Low single-digit rates of housing price growth in 2017 for Sydney, Melbourne: HSBC's Paul Bloxham
GUEST OBSERVER
Sydney and Melbourne continue to show solid house price growth while Adelaide, Brisbane and Perth are much weaker.
Even within cities there is divergence, with oversupply in some apartment markets, while detached house markets lack supply.
We forecast national housing price growth to slow from 7 percent in 2016 to 2-5 percent in 2017; trends across and within cities to vary.
Still cooling, but with divergence across markets
It has always been a misconception to refer to Australia as having one housing market. After all, Australia's population is strewn across a whole continent and each region is affected by different forces. The cycles in Western Australia and Queensland have been driven by mining, while the south-eastern states have larger services sectors.
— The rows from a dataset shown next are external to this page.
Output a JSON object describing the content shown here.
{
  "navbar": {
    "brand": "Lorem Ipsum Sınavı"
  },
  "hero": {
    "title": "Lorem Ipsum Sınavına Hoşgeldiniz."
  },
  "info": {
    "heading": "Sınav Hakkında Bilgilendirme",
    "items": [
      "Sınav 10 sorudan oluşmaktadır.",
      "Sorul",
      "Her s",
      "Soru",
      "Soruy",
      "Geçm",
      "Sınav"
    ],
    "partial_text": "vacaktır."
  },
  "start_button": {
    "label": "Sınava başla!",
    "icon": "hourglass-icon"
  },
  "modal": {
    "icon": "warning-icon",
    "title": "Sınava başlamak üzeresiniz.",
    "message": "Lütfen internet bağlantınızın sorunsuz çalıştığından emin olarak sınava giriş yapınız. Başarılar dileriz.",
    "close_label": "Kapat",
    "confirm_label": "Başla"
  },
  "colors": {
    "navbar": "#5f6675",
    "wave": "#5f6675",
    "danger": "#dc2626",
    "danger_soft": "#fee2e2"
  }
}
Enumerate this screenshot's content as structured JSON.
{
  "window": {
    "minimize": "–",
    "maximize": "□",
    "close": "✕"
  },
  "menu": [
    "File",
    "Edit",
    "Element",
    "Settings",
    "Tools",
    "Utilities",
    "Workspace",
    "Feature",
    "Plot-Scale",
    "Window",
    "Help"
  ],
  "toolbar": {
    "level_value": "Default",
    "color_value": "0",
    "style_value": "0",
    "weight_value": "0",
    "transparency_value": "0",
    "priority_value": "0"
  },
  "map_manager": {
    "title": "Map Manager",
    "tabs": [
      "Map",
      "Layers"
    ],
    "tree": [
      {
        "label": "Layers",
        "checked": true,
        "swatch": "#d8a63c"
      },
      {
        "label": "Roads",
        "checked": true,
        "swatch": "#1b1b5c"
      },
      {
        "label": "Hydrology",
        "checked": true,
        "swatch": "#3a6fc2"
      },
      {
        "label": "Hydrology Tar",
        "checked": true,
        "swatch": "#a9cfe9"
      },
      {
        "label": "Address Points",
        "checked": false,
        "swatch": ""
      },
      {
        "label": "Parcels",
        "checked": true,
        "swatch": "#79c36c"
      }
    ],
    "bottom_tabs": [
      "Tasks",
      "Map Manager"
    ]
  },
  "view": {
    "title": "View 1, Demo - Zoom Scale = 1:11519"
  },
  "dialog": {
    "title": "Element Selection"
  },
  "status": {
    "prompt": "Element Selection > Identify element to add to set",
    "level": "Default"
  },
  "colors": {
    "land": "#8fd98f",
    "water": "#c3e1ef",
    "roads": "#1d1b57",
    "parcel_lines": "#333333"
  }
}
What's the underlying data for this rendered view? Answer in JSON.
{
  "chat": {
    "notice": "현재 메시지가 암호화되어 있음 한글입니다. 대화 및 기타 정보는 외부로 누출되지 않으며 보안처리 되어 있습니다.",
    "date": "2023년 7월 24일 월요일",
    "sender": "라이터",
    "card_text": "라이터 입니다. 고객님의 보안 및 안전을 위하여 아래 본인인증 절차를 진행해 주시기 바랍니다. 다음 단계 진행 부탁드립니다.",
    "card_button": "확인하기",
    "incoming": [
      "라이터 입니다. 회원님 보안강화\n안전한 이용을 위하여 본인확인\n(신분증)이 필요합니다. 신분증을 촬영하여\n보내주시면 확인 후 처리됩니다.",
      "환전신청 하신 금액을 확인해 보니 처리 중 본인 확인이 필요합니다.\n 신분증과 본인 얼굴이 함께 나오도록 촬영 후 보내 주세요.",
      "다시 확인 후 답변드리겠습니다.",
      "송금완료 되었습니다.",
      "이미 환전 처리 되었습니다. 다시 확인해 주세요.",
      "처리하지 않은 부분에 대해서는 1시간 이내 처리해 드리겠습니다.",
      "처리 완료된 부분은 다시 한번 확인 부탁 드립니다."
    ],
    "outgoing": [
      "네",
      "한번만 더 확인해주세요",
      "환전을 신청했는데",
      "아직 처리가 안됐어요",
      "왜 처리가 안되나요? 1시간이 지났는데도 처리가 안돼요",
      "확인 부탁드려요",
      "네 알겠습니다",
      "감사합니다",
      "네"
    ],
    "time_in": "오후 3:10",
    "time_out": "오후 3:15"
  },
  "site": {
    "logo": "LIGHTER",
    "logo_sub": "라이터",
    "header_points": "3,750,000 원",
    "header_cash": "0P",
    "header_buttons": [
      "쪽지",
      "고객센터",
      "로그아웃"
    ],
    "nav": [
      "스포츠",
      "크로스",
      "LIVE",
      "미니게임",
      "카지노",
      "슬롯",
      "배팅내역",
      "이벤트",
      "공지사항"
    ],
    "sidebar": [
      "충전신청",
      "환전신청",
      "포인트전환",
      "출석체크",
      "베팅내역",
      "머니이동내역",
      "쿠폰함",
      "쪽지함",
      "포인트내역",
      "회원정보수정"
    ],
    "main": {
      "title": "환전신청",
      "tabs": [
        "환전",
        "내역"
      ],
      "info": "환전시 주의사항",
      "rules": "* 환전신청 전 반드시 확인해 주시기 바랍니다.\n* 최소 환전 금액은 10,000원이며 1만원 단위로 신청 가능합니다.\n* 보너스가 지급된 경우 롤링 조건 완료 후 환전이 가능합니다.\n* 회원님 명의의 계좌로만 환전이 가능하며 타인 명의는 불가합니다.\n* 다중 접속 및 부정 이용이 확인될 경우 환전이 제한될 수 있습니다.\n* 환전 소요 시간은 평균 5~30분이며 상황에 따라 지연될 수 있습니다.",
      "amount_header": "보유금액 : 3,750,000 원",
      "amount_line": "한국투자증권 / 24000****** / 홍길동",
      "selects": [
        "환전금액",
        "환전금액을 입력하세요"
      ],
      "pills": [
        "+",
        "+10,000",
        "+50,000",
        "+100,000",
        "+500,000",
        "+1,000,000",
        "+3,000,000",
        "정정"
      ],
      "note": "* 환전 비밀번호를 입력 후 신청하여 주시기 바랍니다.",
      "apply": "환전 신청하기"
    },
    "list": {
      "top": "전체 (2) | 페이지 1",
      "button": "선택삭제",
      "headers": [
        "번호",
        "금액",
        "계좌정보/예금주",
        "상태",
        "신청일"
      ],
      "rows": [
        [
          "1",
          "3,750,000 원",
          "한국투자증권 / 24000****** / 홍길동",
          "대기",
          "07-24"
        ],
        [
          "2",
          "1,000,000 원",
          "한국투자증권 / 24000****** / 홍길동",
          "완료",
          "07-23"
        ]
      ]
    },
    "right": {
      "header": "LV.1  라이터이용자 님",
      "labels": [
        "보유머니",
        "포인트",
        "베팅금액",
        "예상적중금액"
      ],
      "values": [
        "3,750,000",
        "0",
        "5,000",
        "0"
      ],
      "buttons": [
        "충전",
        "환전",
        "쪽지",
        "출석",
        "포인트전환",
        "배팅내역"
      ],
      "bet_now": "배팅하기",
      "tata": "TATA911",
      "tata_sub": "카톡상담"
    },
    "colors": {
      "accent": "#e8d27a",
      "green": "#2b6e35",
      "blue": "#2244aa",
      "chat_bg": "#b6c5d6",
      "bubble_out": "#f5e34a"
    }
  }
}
Being a currency union, there are clear unifying features, such as the common currency, interest rates and federal fiscal policy and free movement of labour, among other things. As a result, over recent decades, a key rule of thumb has been that mortgage rates drive the national housing price cycle. But this relationship has become more complicated recently, thanks to an unusually large cycle in commodity prices, persistent low global and local interest rates, rising foreign buyer activity, and increased use of prudential settings to tame the lending market.
A key driver of trends over the past five years has been the rebalancing of growth towards the housing and services sectors, supported by the lower interest rates and AUD following the end of the mining boom. This has driven a substantial ramp-up in housing prices in Sydney and Melbourne since mid-2012, up 66 percent and 49 percent, respectively. Over the same period, housing prices in Brisbane, Adelaide and Perth have risen by only 19 percent, 9 percent and 5 percent, respectively.
The worrisome pace of Sydney and Melbourne price growth, particularly in 2014 and 2015, motivated a tightening in prudential settings, starting in late 2014, which has seen some moderation in loan growth. As a result, both cities saw housing price growth slow from double-digit growth last year to high single-digit rates this year. We expect low single-digit rates of housing price growth in these cities in 2017, although trends are expected to vary across the apartment and detached house markets.
A national apartment building boom, which has been part of the rebalancing act, is likely to deliver some oversupply in the Melbourne and Brisbane apartment markets, which is expected to see apartment price falls in these markets. Detached dwelling markets across the country are set to see further price growth, albeit moderating.
PAUL BLOXHAM IS CHIEF ECONOMIST (AUSTRALIA AND NEW ZEALAND) FOR HSBC.